Robert Saunders has taken the plunge into a life dedicated to serving others.

Saunders, known by his friends as “Gravy,” is a regular participant in Virginia Beach Polar Plunge events, where he enters the water in the coldest part of winter to raise money for nonprofit organizations and groups.

The 50-year-old recently completed his sixth Polar Plunge on Saturday, Feb. 4.

The event, which is held throughout the state, raises funds for Special Olympics of Virginia.

This year, Saunders raised $2,000 on his own. In past years, he has raised anywhere from $900 to $2,100.

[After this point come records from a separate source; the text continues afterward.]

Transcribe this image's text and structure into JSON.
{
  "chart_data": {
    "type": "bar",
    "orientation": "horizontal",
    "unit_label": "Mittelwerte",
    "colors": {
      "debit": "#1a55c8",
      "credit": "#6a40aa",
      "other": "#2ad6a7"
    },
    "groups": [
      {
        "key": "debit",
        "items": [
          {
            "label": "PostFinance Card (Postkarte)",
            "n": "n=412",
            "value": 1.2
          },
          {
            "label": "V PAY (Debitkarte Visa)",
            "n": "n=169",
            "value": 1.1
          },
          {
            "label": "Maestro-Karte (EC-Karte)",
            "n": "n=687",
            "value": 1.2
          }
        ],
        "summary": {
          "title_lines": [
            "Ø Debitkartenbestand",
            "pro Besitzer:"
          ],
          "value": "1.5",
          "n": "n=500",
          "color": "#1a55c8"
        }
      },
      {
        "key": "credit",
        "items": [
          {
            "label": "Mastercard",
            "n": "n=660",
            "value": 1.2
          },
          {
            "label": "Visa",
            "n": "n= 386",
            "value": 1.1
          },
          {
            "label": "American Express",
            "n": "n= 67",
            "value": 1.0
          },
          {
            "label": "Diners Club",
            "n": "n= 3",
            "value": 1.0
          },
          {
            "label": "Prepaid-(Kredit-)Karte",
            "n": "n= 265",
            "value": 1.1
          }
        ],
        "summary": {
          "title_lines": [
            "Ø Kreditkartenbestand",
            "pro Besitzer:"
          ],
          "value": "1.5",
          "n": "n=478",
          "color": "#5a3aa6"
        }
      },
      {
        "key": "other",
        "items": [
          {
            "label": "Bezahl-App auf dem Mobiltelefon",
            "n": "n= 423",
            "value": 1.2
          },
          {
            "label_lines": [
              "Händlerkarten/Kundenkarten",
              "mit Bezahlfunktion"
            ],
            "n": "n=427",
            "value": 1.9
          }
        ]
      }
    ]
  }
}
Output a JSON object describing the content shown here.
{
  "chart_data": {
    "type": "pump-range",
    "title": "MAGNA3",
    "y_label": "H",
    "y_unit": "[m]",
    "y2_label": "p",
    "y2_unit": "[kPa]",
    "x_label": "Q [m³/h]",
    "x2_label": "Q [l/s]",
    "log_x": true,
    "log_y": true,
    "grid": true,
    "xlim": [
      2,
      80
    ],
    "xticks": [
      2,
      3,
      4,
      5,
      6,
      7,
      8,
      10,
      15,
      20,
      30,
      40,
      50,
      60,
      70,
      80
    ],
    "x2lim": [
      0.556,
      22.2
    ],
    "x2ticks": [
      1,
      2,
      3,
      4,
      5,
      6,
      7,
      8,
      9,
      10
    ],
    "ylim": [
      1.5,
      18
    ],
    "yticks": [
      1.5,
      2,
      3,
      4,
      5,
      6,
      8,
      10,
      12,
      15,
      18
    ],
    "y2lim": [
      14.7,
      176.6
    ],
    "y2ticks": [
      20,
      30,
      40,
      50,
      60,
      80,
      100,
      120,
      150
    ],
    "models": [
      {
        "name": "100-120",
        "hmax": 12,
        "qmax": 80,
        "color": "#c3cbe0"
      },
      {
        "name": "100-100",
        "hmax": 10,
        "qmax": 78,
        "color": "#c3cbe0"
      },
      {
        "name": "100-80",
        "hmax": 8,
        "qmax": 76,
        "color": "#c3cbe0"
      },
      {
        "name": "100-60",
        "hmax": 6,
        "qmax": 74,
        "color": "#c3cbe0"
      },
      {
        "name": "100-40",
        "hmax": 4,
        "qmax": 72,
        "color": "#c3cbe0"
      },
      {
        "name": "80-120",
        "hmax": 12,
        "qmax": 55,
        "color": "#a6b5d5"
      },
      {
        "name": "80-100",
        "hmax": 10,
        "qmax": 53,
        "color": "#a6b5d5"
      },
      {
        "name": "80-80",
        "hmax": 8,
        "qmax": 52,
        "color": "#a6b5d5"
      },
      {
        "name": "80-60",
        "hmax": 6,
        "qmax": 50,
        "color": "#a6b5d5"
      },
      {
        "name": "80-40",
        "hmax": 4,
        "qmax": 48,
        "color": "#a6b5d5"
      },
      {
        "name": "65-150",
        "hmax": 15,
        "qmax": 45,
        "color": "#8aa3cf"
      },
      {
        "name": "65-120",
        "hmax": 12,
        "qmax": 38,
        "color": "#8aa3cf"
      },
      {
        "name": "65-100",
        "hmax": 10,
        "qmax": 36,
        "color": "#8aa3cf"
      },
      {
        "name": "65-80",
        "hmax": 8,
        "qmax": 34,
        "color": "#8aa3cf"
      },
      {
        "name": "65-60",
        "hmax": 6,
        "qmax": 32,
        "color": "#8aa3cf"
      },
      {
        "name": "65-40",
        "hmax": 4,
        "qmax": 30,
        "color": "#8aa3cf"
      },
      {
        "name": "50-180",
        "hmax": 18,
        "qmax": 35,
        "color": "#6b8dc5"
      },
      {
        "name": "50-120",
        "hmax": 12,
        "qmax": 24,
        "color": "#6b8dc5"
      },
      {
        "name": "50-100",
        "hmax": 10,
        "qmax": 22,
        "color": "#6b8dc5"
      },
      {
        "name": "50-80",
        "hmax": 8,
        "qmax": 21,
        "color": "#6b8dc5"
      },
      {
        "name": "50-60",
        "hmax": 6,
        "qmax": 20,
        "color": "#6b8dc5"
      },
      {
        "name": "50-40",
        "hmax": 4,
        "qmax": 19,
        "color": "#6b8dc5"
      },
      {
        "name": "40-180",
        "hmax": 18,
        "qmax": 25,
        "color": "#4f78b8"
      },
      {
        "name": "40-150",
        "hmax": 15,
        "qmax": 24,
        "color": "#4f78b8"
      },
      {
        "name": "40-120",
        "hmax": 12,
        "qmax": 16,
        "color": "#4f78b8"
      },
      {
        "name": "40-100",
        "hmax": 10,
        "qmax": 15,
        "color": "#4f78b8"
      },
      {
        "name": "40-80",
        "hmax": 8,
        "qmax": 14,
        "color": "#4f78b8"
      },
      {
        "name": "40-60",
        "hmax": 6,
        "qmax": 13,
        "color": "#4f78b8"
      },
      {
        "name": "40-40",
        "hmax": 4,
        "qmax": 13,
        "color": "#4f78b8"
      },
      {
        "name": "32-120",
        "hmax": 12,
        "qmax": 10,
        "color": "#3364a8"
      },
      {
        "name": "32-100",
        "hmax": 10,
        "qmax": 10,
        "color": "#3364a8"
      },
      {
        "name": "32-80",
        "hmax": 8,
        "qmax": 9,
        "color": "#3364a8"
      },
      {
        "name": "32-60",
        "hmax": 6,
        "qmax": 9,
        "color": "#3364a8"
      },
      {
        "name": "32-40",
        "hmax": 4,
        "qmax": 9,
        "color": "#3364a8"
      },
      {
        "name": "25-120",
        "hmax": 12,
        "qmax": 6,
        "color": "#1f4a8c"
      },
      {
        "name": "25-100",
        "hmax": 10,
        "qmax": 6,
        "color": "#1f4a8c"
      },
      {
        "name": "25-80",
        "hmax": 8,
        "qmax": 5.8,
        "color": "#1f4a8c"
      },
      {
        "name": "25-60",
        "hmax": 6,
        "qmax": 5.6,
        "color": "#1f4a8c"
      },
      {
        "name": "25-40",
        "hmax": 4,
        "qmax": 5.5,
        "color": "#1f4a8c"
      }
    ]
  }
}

“A lot of people in local area donated to the cause,” said Saunders, a resident of Cumberland County.

He said his family and friends help support his mission to give back to the Special Olympics — a cause that’s been close to Saunders’ heart since he first started participating with Special Olympics events through his job at Buckingham Correctional Center.

While participating in events through his job, Saunders was awarded the Kenny Fields Memorial “Unsung Hero” Award for his contributions to the Virginia Law Enforcement Torch Run, another event where raises funds and awareness for Special Olympics of Virginia.

He remembered fondly being notified of the honor while on vacation in Myrtle Beach for Bike Week. He cut his vacation short to receive the award. He said it was worth it and is proud of the honor.

Saunders’ family and friends have supported him each year. In particular, he said, his wife, Demetria, helps him raise money.

“It’s a good cause,” he said. “It’s what I like to do.”

This year, the water was 17 degrees when Saunders took the plunge. “That’s the coldest one I’ve ever done,” he said.

Just recently, on Jan. 31, Saunders retired from his job at the correctional center. However, he said he isn’t yet ready to retire from Polar Plunges.

Saunders said he’s going to keep participating in the plunges as long as he can. “As long as my age doesn’t slow me down,” said Saunders.

When he’s not helping others, Saunders enjoys hunting and saltwater fishing, both of which he hopes to do more of in retirement.

Saunders said he likes to help people if he can and will continue to do so.